My next project was watermelon jelly. I had gotten a watermelon from my friend Andy at Sprouting Acres farm at market and was excited to get it into jelly form. But, after my grape jelly experience, I was wary. I also didn’t want to go the pectin stock route, because one of the great things about the watermelon juice I was turning into jelly was it’s bright pink color and I didn’t want to mess that up.

In the end, I decided to give commercial pectin a try. I can see that it has it’s uses and I’d like to be comfortable using it when appropriate.

This jelly turned out great in terms of color and texture. I also really like the flavor, but it’s not a peanut butter and jelly jelly. It’s also not really a cheese friendly preserve. I will tell you that it’s nice on toast and english muffins. It needs to be on or with something fairly light and unobtrusive because it itself has a fairly light and delicate flavor profile.

Also, depsite the fact that Watermelon Rose sounds both like a bath gel and a stripper, I added a rose hip infusion to the jelly as well. And before you get all in a huff, rose water and rose petals have a totally different flavor than rose hips, the fruit of the rose plant. Rose hips are tart and unctuous, not overly floral and grandma-y.

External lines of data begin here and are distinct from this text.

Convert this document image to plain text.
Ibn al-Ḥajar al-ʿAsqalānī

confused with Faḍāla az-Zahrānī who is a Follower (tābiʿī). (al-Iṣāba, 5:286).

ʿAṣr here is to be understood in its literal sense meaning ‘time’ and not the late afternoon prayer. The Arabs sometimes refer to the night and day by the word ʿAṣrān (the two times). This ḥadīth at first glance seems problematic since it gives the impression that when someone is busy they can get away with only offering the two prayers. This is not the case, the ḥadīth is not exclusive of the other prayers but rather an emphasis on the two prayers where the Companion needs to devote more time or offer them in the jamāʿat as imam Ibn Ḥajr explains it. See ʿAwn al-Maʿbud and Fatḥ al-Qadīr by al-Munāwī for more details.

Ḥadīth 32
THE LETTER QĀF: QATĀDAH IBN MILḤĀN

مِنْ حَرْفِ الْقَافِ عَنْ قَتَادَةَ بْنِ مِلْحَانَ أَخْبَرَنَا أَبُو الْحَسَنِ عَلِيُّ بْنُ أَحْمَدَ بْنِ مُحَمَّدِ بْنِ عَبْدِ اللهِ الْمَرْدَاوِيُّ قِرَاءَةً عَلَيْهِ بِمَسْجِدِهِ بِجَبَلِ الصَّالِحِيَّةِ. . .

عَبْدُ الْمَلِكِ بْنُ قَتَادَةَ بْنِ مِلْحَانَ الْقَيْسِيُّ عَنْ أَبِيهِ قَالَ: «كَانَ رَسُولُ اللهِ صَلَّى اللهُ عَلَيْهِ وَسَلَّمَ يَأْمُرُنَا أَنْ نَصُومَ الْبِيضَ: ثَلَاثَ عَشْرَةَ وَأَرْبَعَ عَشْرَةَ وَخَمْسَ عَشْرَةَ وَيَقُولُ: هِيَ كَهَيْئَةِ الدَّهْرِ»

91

So, that’s what I’ve been up to in the jam world.

What’s coming next you say?

Maybe Maple Nectarine, maybe Quince Preserved in Honey.

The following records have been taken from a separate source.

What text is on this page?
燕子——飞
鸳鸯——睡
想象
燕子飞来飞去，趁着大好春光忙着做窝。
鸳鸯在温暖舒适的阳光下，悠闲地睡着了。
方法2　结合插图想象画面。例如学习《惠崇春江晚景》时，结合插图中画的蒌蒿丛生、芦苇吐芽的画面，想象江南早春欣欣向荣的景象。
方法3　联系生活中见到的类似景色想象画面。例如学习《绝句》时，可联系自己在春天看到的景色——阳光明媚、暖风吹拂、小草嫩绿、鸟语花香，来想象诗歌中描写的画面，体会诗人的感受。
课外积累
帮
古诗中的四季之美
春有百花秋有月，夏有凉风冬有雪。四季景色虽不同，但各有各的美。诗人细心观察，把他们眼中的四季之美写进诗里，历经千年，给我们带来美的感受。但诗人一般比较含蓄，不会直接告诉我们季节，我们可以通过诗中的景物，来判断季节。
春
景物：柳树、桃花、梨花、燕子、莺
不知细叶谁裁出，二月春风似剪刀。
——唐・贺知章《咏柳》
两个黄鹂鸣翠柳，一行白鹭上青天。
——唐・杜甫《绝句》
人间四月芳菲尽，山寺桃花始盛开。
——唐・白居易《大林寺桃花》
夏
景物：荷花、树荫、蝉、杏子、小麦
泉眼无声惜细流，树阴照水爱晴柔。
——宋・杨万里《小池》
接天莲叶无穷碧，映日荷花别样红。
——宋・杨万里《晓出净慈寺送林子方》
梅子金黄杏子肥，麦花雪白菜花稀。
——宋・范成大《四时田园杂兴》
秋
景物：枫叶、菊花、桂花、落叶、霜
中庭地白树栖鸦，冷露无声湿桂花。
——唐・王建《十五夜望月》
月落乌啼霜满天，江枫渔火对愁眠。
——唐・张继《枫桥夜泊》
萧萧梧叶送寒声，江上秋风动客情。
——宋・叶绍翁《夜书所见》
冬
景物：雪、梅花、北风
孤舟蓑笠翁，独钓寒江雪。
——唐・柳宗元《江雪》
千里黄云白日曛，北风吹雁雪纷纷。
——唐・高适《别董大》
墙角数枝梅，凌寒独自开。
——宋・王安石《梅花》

Maybe something else entirely.

My first jelly

Ever since I started making jams and working on the blog, I’ve been thinking about this memory I have from when I was real young of making jam with my mom at our house in Evanston, IL. I would’ve been about 2 and a half at the time and I remember standing on a chair or stool and helping to stir this dark purple syrup in a big pot on the stove with the back door open and the sun shining in.

It’s a great memory, but I couldn’t be sure it was real without checking. You see, I have a bunch memories from my childhood that just never happened. I don’t know if they were dreams or what, but I’ve come to realize that my little old brain just isn’t content with the facts sometimes. Like that time that my dad fell off the ladder? Didn’t happen. Oh well, I suppose it’s better for him that way, if mildly disconcerting for me.

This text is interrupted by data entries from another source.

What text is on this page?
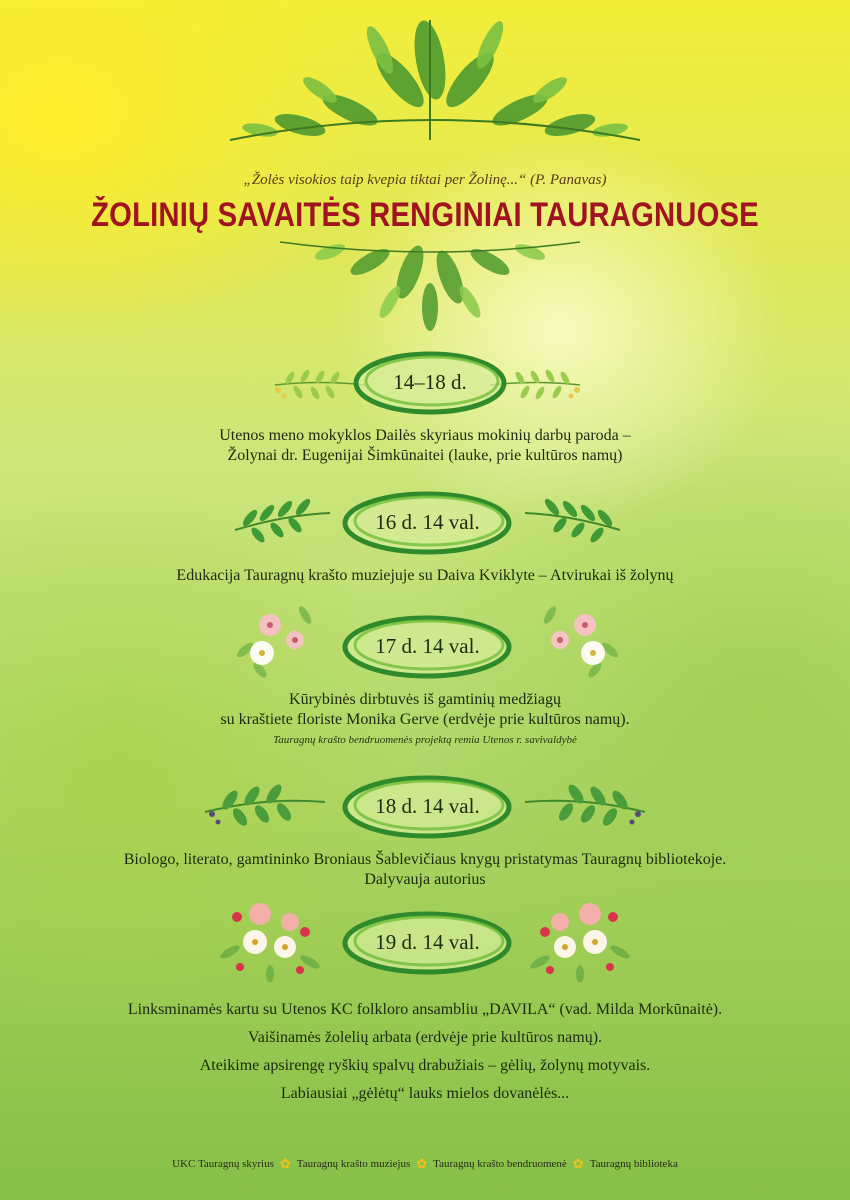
„Žolės visokios taip kvepia tiktai per Žolinę...“ (P. Panavas)
ŽOLINIŲ SAVAITĖS RENGINIAI TAURAGNUOSE
14–18 d.
Utenos meno mokyklos Dailės skyriaus mokinių darbų paroda –
Žolynai dr. Eugenijai Šimkūnaitei (lauke, prie kultūros namų)
16 d. 14 val.
Edukacija Tauragnų krašto muziejuje su Daiva Kviklyte – Atvirukai iš žolynų
17 d. 14 val.
Kūrybinės dirbtuvės iš gamtinių medžiagų
su kraštiete floriste Monika Gerve (erdvėje prie kultūros namų).
Tauragnų krašto bendruomenės projektą remia Utenos r. savivaldybė
18 d. 14 val.
Biologo, literato, gamtininko Broniaus Šablevičiaus knygų pristatymas Tauragnų bibliotekoje.
Dalyvauja autorius
19 d. 14 val.
Linksminamės kartu su Utenos KC folkloro ansambliu „DAVILA“ (vad. Milda Morkūnaitė).
Vaišinamės žolelių arbata (erdvėje prie kultūros namų).
Ateikime apsirengę ryškių spalvų drabužiais – gėlių, žolynų motyvais.
Labiausiai „gėlėtų“ lauks mielos dovanėlės...
UKC Tauragnų skyrius ✿ Tauragnų krašto muziejus ✿ Tauragnų krašto bendruomenė ✿ Tauragnų biblioteka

So, I called my mom to check the facts and it turns out that this one is true! At the time that we were living there, my mom was running a little day care out of our house. There were four big bushes in the back yard and she wanted to make sure the berries weren’t going the kill the kids if they ate them. So, she called the previous owner of the house, an older English couple, to get the story on the berries.

It turns out that the couple had moved to the house from England a number of years back and found themselves missing the currant jelly that they had loved so much back home. So, they imported four  currant bushes from the UK and brought them to Evanston and planted them in what had become our backyard. Each summer they would pick the currants and make themselves a year’s supply of jelly. Well, to make a long story short, my mom got the recipe, took it home, picked the currants and we made jelly together.

So, my mom was telling me the story over the phone last week and, naturally, I asked, “Do you still have the recipe?” Turns out she does! She emailed it to me and now I need to see if I can’t find some currants and make it.

So, here’s the recipe from Mrs. Youngren, as written down by my mom in the summer of ’84.

“Pick currant berries and wash them.  Then put in kettle and mash.  Put them on the stove and bring to a low simmer. Don’t add water. Cook about 10 minutes until they become liquid. Then put in a sieve over a pot to collect juice and let sit over night. In the morning measure juice.  Then add the same amount of sugar as there is juice ( 1 cup juice=1 cup sugar).  Bring juice/sugar mixture to a boil while stirring carefully until it comes to a soft boil.  Boil rapidly for 2-3 minutes.  Put in glass jars to cool over night. Put parafin on top the next morning.  Be sure you cover the whole jar.”

And now, 24 years later, here I am with a deep, abiding love of England, jams and fresh local food. Coincidence? Or do I owe more to Mrs. Youngren than I realized?